Facebook: la película

A medida que cambia nuestra relación con la informática, con las tecnologías, con internet y con todo ese tipo de cosas que dentro de poco ya no podremos llamar "informática" sin tener la sensación de utilizar un tecnicismo arcaico que constriñe y desnaturaliza la relación de intimidad que tenemos con estos medios -algo así como llamar "red viaria" a las carreteras o "aparato de televisión" a la tele- a medida que esta relación cambia, va cambiando también nuestra relación con los territorios limítrofes de este universo. Con las marcas, por ejemplo.

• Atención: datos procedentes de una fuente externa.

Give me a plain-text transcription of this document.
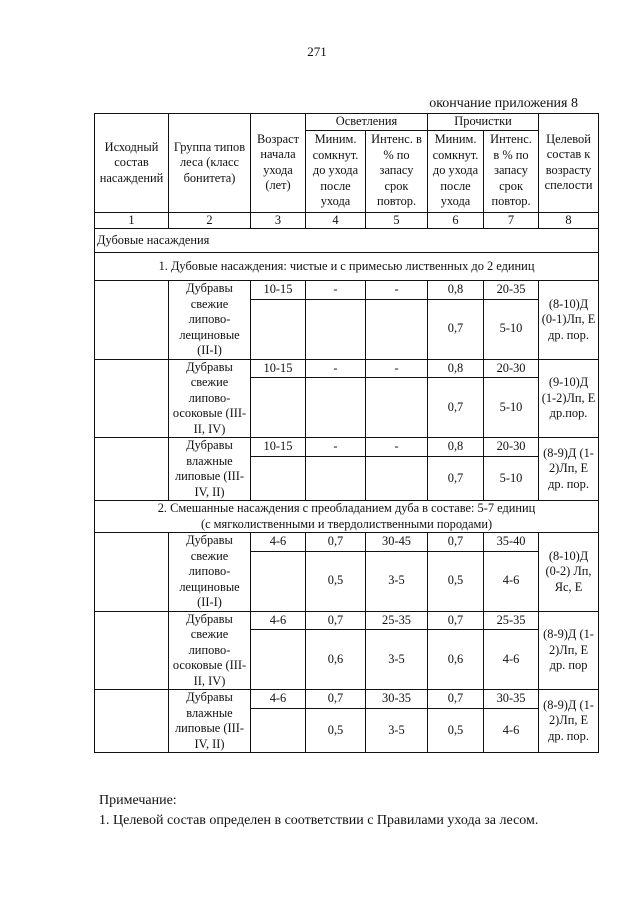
271
окончание приложения 8
Исходный состав насаждений	Группа типов леса (класс бонитета)	Возраст начала ухода (лет)	Осветления		Прочистки		Целевой состав к возрасту спелости
			Миним. сомкнут. до ухода после ухода	Интенс. в % по запасу срок повтор.	Миним. сомкнут. до ухода после ухода	Интенс. в % по запасу срок повтор.	
1	2	3	4	5	6	7	8
Дубовые насаждения							
1. Дубовые насаждения: чистые и с примесью лиственных до 2 единиц							
	Дубравы свежие липово-лещиновые (II-I)	10-15	-	-	0,8	20-35	(8-10)Д (0-1)Лп, Е др. пор.
					0,7	5-10	
	Дубравы свежие липово-осоковые (III-II, IV)	10-15	-	-	0,8	20-30	(9-10)Д (1-2)Лп, Е др.пор.
					0,7	5-10	
	Дубравы влажные липовые (III-IV, II)	10-15	-	-	0,8	20-30	(8-9)Д (1-2)Лп, Е др. пор.
					0,7	5-10	
2. Смешанные насаждения с преобладанием дуба в составе: 5-7 единиц (с мягколиственными и твердолиственными породами)							
	Дубравы свежие липово-лещиновые (II-I)	4-6	0,7	30-45	0,7	35-40	(8-10)Д (0-2) Лп, Яс, Е
			0,5	3-5	0,5	4-6	
	Дубравы свежие липово-осоковые (III-II, IV)	4-6	0,7	25-35	0,7	25-35	(8-9)Д (1-2)Лп, Е др. пор
			0,6	3-5	0,6	4-6	
	Дубравы влажные липовые (III-IV, II)	4-6	0,7	30-35	0,7	30-35	(8-9)Д (1-2)Лп, Е др. пор.
			0,5	3-5	0,5	4-6	
Примечание:
1. Целевой состав определен в соответствии с Правилами ухода за лесом.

En pleno estallido del fenómeno Windows, cuando la gente empezó a odiar el monopolio de microsoft, aunque en la mayoría de los casos -en el mío, sin ir más lejos- sin saber muy bien por qué, a nadie se le habría ocurrido hacer una película sobre Windows95. Las marcas, los nombres informáticos, eran conocidos, pero no populares, y desde luego no llevaban consigo esa carga de personalidad que hoy les atribuimos, casi como una parte más de sus logos, como un color corporativo.

Esto no deja de ser una teoría personal, claro. En este blog, una vez, desarrollé la idea -ya digo, personal- de que hay un imaginario colectivo en el que Google es el amigo simpático, que nos ha empezado a dar un poco de miedo desde el día que lo sorprendimos con una cámara apuntando a nuestra ventana. Apple es el tipo molón, el que tiene todo lo que querríamos tener, el que en las películas americanas se lleva a las chicas de calle y conduce un descapotable -en las películas españolas este personaje no existe, y no lo digo como una ventaja del cine español-. Microsoft es el informático de la vieja escuela, antes de que el "nerd" pasase a ser una especie apreciada y Facebook... Facebook es algo raro. Una especie de camello de propósitos oscuros, que aparece en todas las fiestas, o un inventor loco que ha descubierto un proceso para la clonación de androides.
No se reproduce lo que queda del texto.